Filip Sondej comments on Guardian AI (Misaligned systems are all around us.)

Filip Sondej 25 Nov 2022 23:06 UTC
3 points
2
Cool post! I think the minimum viable “guardian” implementation, would be to
- embed each post/video/tweet into some high-dimensional space
- find out which regions of that space are nasty (we can do this collectively—f.e. my clickbait is probably clickbaity for you too)
- filter out those regions
I tried to do something along these lines for youtube: https://github.com/filyp/yourtube

I couldn’t find a good way to embed videos using ML, so I just scraped which videos recommend each other, and made a graph from that (which kinda is an embedding). Then I let users narrow down on some particular region of that graph. So you can not only avoid some nasty regions, but you can also decide what you want to watch right now, instead of the algorithm deciding for you. So this gives the user more autonomy.
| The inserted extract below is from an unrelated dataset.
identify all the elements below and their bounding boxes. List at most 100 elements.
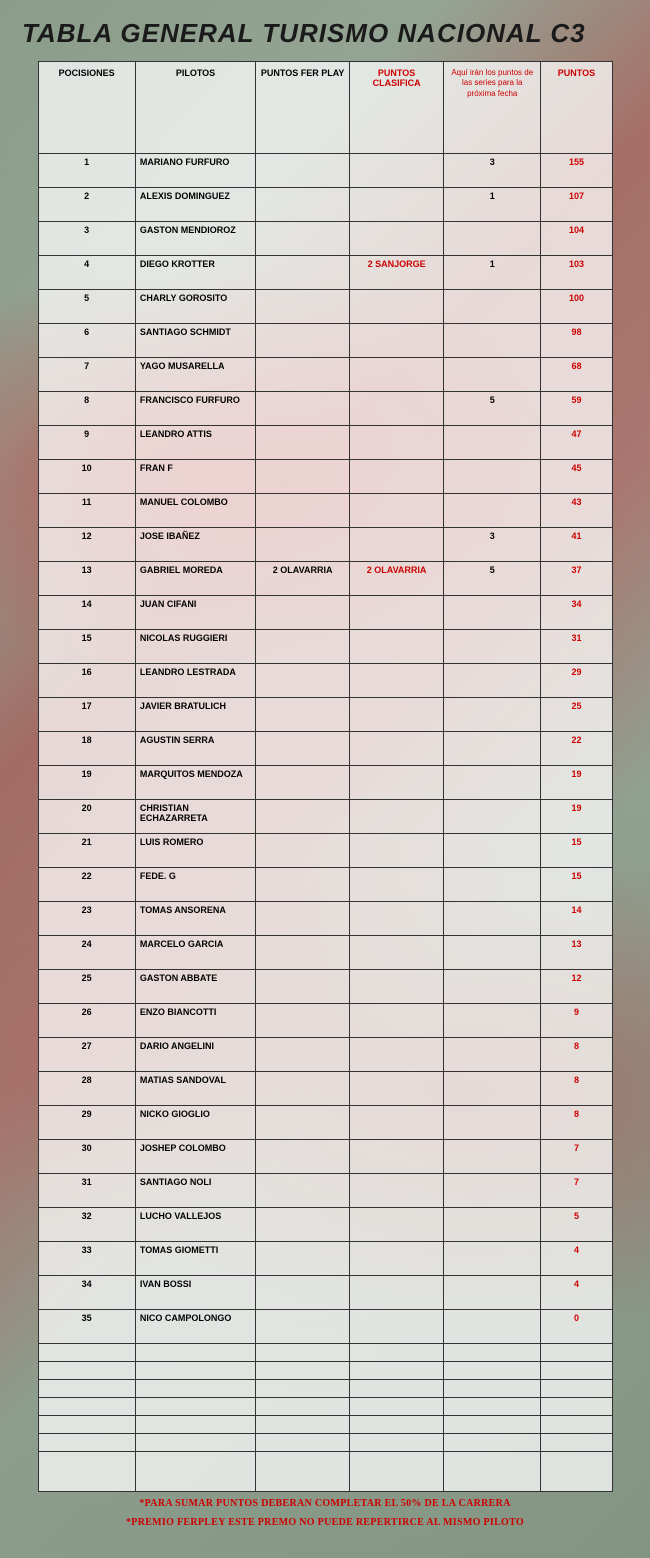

The accuracy isn’t yet too satisfying. I think the biggest problem with systems like these is the network effect—you could get much better results with some collaborative filtering.
- Viliam 27 Nov 2022 13:19 UTC
  2 points
  0
  Parent
  we can do this collectively—f.e. my clickbait is probably clickbaity for you too
  This assumes good faith. As soon as enough people learn about the Guardian AI, I expect Twitter threads coordinating people: “let’s flag all outgroup content as ‘clickbait’”.
  Just like people are abusing current systems by falsely labeling the content that want removed as “spam” or “porn” or “original research” or whichever label effectively means “this will be hidden from the audience”.
  - Filip Sondej 28 Nov 2022 0:49 UTC
    1 point
    0
    Parent
    Oh yeah, definitely. I think such a system shouldn’t try to enforce one “truth”—which content is objectively good or bad.
    
    I’d much rather see people forming groups, each with its own moderation rules. And let people be a part of multiple groups. There’s a lot of methods that could be tried out, f.e. some groups could use algorithms like EigenTrust, to decide how much to trust users.
    
    But before we can get to that, I see a more prohibitive problem—that it will be hard to get enough people to get that system off the ground.